NCT03112083 · Status: COMPLETED · Phase: NA · Type: INTERVENTIONAL · Enrollment: 35

Last updated 2017-04-13

No results posted yet for this study

Summary

The aim of this study was to systematically collect data on safety and tolerability of krill powder in humans and simultaneously gain efficacy data by measuring the risk factors for cardiovascular disease.

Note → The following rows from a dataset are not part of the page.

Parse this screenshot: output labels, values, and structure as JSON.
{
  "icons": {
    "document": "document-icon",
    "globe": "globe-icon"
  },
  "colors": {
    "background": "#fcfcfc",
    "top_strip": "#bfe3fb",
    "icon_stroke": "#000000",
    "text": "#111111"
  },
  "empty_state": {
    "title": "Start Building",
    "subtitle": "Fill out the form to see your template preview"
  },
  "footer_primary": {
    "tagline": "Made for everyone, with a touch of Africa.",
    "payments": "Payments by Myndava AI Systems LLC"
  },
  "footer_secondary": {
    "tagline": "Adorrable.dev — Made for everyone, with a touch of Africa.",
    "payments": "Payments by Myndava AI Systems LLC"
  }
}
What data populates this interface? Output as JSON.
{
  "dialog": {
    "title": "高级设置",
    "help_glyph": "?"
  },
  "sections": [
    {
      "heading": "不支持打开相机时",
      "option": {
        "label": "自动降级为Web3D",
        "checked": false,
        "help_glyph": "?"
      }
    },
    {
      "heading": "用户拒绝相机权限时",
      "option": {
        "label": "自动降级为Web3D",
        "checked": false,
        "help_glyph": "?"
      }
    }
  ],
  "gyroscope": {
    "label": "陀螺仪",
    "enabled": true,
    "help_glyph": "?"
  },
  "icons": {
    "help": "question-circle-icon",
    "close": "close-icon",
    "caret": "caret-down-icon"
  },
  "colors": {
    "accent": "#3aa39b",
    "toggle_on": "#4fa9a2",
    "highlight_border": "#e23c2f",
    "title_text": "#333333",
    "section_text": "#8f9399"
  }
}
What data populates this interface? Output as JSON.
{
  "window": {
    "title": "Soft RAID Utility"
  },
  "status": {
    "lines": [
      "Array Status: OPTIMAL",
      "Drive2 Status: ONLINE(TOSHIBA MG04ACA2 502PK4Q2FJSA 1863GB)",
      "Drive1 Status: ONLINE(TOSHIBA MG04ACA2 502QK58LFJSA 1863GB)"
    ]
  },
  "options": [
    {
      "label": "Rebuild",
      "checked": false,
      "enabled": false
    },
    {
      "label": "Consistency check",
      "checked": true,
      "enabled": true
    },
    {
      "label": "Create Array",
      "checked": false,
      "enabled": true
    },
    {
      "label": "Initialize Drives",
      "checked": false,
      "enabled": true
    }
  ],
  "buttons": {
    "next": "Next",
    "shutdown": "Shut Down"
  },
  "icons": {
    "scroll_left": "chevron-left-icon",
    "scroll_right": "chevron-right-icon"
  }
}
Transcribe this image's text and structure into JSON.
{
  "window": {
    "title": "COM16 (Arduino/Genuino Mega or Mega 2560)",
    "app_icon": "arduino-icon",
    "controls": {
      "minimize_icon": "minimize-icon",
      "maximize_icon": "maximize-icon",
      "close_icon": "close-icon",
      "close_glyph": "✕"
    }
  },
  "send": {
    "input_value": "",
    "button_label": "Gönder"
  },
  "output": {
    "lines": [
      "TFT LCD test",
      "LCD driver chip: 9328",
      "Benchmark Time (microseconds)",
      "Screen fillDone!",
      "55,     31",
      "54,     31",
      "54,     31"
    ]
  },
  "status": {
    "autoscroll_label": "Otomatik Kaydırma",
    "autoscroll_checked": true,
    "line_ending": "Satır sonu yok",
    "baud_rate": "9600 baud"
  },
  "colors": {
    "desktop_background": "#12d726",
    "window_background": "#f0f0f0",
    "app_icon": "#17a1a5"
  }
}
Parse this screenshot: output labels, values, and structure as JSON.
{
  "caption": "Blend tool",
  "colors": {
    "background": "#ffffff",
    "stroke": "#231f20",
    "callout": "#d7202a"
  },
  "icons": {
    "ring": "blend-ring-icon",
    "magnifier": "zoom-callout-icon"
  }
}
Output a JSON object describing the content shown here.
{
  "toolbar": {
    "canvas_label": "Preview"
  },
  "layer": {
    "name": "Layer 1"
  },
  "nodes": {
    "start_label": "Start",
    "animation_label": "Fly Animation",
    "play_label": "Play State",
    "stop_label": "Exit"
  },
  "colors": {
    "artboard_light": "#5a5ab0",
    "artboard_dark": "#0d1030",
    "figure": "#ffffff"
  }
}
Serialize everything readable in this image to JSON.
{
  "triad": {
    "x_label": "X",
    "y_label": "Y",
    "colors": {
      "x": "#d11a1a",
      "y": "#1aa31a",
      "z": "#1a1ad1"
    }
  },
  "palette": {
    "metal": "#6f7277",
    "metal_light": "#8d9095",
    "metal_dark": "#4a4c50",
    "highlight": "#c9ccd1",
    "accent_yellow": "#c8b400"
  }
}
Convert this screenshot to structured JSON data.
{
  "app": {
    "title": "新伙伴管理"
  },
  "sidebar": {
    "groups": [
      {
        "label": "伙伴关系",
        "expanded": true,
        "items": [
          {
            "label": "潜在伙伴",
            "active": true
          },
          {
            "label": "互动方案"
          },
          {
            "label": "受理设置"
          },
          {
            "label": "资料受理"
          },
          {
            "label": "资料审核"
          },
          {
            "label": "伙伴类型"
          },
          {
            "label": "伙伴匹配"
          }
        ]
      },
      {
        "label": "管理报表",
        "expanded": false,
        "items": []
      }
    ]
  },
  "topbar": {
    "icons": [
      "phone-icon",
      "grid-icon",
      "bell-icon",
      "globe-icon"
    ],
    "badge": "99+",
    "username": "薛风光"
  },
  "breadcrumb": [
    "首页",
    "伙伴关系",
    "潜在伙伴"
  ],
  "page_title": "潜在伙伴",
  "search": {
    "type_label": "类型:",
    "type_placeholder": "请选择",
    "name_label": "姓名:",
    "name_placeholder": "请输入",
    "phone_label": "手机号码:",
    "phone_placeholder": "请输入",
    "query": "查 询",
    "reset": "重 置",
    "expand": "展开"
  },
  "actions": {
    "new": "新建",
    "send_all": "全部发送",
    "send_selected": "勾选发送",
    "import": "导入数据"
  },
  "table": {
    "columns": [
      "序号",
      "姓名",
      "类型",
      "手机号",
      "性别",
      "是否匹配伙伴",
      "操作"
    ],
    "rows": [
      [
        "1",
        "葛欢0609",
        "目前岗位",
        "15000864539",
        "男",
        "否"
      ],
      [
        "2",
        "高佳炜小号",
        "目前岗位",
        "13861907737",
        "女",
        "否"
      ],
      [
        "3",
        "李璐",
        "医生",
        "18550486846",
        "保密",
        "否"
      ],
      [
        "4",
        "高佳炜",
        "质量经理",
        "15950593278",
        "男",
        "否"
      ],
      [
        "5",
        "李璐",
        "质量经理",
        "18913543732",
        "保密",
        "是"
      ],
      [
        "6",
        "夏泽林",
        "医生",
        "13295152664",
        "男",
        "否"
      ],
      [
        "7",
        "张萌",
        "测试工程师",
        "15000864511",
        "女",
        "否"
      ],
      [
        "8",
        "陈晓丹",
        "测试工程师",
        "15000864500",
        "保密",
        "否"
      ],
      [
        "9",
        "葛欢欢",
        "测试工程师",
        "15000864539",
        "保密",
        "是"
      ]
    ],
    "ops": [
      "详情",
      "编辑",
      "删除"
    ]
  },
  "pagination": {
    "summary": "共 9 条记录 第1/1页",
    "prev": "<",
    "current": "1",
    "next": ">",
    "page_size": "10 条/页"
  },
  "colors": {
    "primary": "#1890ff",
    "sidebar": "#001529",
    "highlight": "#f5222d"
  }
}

The study was a randomised, double-blinded, placebo-controlled intervention study with slightly obese subjects with mildly or moderately elevated blood pressure. Study was conducted at two study sites in Central (Tampere) and Northern Finland (Oulu). In total 35 subjects were randomised according to randomisation list to two groups (krill powder or placebo) in a balanced manner (1:1), separately for both gender and site. Concealed allocation was used to keep both subjects and staff blinded. The study consisted of a pre-screening, Day -7-(-14) screening visit, Day 0 baseline (Randomization visit) and 8-week safety and tolerance follow-up period with three follow-up visits on Day 14, Day 28 and Day 56.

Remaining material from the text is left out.